Specifically, your rank-reduced approximation of $\mathbf{A}$ will include only those singular values $\{\sigma_1, \ldots, \sigma_r\}$ that satisfy this inequality:
\begin{equation}
\left({\textstyle\sum_{i=1}^r \sigma^2_i} \Big/ {\textstyle\sum_{j=1}^k \sigma^2_j}\right) \leq R~.
\end{equation}
Your rank-reduced $\mathbf{\hat{A}} = \mathbf{U} \mathbf{\hat{\Sigma}} \mathbf{V}^{\text{T}}$ has $\mathbf{\hat{\Sigma}} = \text{diag}(\sigma_1, \ldots, \sigma_r, 0, \ldots, 0)$ and can be used to solve
\begin{equation}
\label{eq:svddeblur}
\mathbf{x} = \mathbf{\hat{A}}^{-1} \mathbf{b} = \mathbf{V} \mathbf{\hat{\Sigma}}^{-1} \mathbf{U}^{\text{T}} \mathbf{b}~.
\end{equation}
Here, we assume that $r < k$ (i.e., $R < 1$), otherwise the degree to which $\mathbf{\hat{\Sigma}}$ is zero-padded would differ.
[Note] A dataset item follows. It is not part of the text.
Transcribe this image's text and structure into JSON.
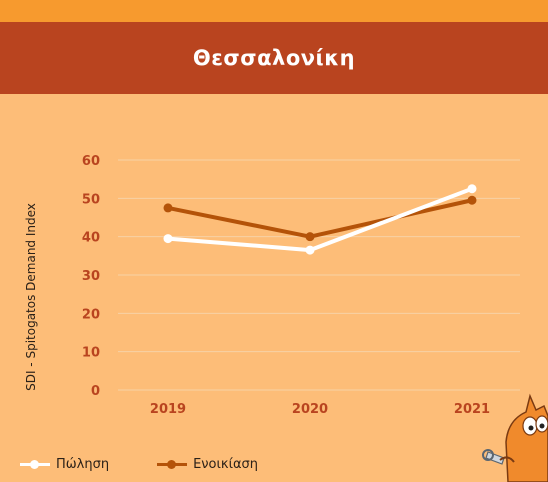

Keep in mind that, while implementing Equation \ref{eq:svddeblur} as-is will not lead to incorrect results, there are several avenues for optimizing its performance without sacrificing any accuracy -- in fact, some optimizations may _improve_ the numerics of the solution.
\newpage
!!! warning:
**Deliverable 6 [25%]** SVD Deblurring: Complete the implementation of `DeblurImageSVD` which takes as input the SVD factors of a blur matrix (computed outside the function), the blurred (and potentially noisy) input image, the amount of energy $R$ to retain in the rank-reduced reconstruction of the blur matrix, and returns the deblurred image as in Equation \ref{eq:svddeblur}.
!!! tip:
Some notes:
• Computing the SVD is expensive. You may want to implement a caching scheme in your test code using `numpy.save` and `numpy.load`
• Do your rank-reduced image deblurring results _require_ additional explicit regularization? You don't have to actually answer this in your solution, but it's worthwhile reflecting on.
# You're Done!
Congratulations, you've completed the 3rd assignment. Review the submission procedures and guidelines at the start of the Assignment 0 handout before submitting your `Python` script file assignment solution.